"Tell our stories, my child." It was his mother's last wish. Now, three years after her death, he gathers the stories that changed his life forever. Author Joseph Charles Harris introduces us to the man responsible for recording these stories of faith's victory in his new book entitled "Daddy, I See Blood: Confrontations between Good and Evil. " Mario's fl ooded memories bring him back to the time of distant wounds. He had witnessed the town of Bainet suffering during its most treacherous times. Once, the whole town was slaved by the demonic voodoo spirit until a small band of Protestants started a war against them. His own family had been torn apart by this spiritual war; Mario's mother had been a strong believer of Jesus while the father had rejected Christianity, for his voodoo gods.

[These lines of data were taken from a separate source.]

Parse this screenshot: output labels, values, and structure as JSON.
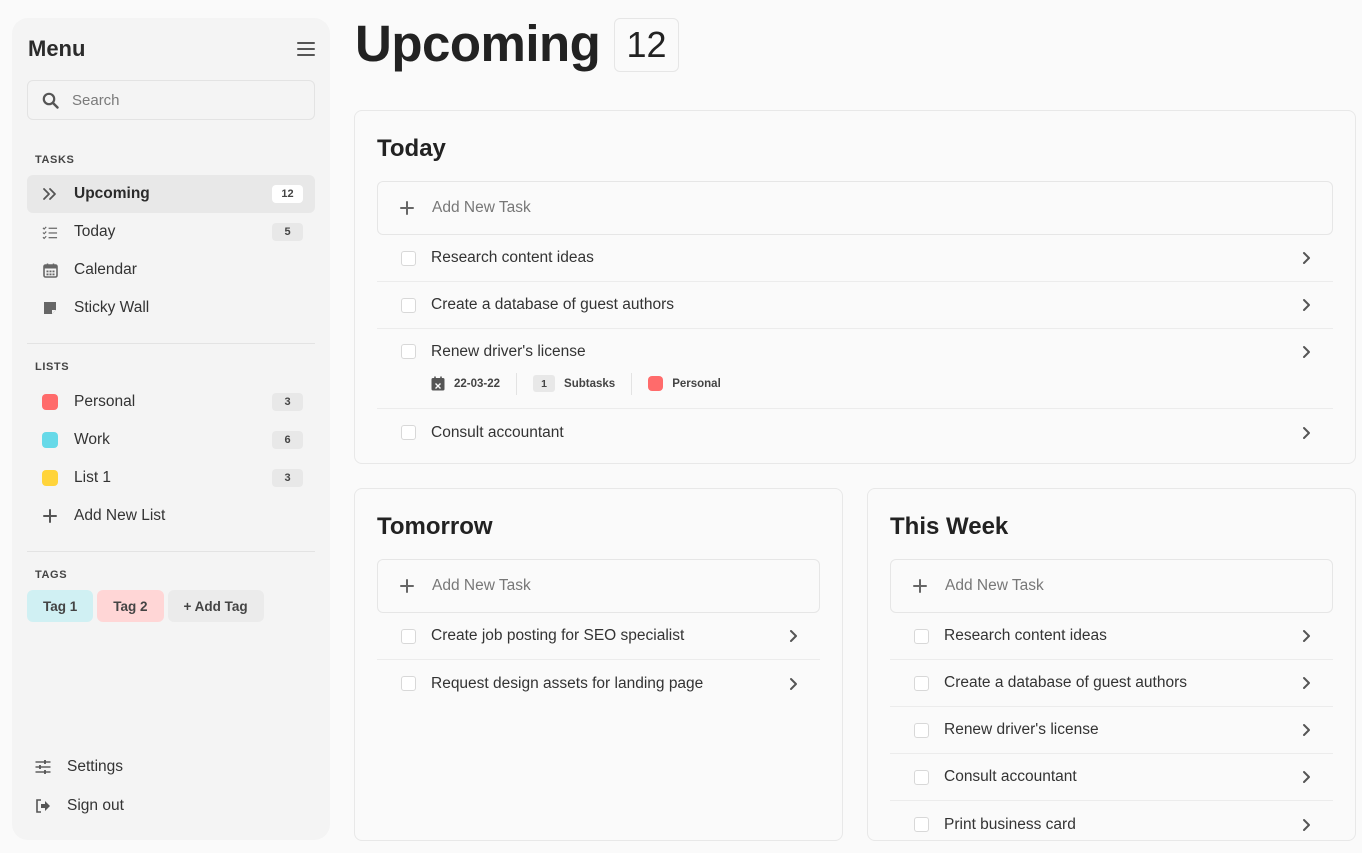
{
  "sidebar": {
    "title": "Menu",
    "search_placeholder": "Search",
    "tasks_label": "TASKS",
    "task_items": [
      {
        "label": "Upcoming",
        "count": "12"
      },
      {
        "label": "Today",
        "count": "5"
      },
      {
        "label": "Calendar",
        "count": ""
      },
      {
        "label": "Sticky Wall",
        "count": ""
      }
    ],
    "lists_label": "LISTS",
    "list_items": [
      {
        "label": "Personal",
        "count": "3",
        "color": "#ff6b6b"
      },
      {
        "label": "Work",
        "count": "6",
        "color": "#66d9e8"
      },
      {
        "label": "List 1",
        "count": "3",
        "color": "#ffd43b"
      }
    ],
    "add_list_label": "Add New List",
    "tags_label": "TAGS",
    "tags": [
      {
        "label": "Tag 1",
        "color": "#d0f0f3"
      },
      {
        "label": "Tag 2",
        "color": "#ffd6d6"
      },
      {
        "label": "+ Add Tag",
        "color": "#ebebeb"
      }
    ],
    "settings_label": "Settings",
    "signout_label": "Sign out"
  },
  "main": {
    "title": "Upcoming",
    "count": "12",
    "add_task_label": "Add New Task",
    "today": {
      "heading": "Today",
      "tasks": [
        "Research content ideas",
        "Create a database of guest authors",
        "Renew driver's license",
        "Consult accountant"
      ],
      "meta": {
        "date": "22-03-22",
        "subtask_count": "1",
        "subtask_label": "Subtasks",
        "list_label": "Personal",
        "list_color": "#ff6b6b"
      }
    },
    "tomorrow": {
      "heading": "Tomorrow",
      "tasks": [
        "Create job posting for SEO specialist",
        "Request design assets for landing page"
      ]
    },
    "week": {
      "heading": "This Week",
      "tasks": [
        "Research content ideas",
        "Create a database of guest authors",
        "Renew driver's license",
        "Consult accountant",
        "Print business card"
      ]
    }
  }
}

Read and discover the struggle that leads to the victory for the Pentecost faith in "Daddy, I See Blood." After reading this book, readers will see how Jesus Christ alone stopped the dominant curse of Satan and his bloody, hopeless helpers in Bainet.

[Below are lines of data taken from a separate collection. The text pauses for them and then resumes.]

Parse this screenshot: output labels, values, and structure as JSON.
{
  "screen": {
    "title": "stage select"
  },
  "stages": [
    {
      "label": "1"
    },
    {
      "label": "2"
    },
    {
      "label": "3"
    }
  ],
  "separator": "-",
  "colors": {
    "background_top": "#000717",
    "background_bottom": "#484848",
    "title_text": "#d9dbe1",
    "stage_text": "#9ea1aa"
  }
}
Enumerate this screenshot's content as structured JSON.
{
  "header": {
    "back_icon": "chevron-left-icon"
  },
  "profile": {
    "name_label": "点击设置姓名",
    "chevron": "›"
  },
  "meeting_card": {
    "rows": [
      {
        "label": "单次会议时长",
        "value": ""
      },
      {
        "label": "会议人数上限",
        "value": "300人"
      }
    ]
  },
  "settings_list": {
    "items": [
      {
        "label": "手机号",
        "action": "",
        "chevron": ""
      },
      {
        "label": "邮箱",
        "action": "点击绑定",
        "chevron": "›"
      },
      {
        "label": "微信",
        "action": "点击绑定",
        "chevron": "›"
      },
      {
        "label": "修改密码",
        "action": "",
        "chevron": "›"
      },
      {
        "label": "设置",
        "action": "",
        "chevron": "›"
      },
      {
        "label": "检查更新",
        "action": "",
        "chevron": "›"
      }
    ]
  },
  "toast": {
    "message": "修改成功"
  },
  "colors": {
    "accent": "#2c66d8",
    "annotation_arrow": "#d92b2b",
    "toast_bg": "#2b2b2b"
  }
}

Poetry was the river that Mr. Harris dived into to wash off the anger of his soul. It helped him to mock his own madness and was his support when he finally forgave himself and the world around him. His very first published book had the peculiar title, The Bird's Love for Poetry and Essays, and came out in 2004. Two years later, in 2006, an intense, creative time, he published two books, " A Spiritual Journey " and " Interpretations of Romance ," and now working on two more creations, which hopefully will be out in the fall of 2009.
Mr. Joseph Harris has received a gold medal from Famous Poet in 2007. He is a distinguished member of the National Poetry.com and Cambridge Who's Who. Mr. Harris received his undergraduate degree in economics at the University of Massachusetts in Boston, and he completed his graduate degree in management information systems at Lesley University in Cambridge, Massachusetts. However, during those times, he was reading, writing, singing, and loving poetry. His daytime advocates were rightfully telling him that one poetry was stealing too much of his time from economics and management, but he literally and poetically ignored them!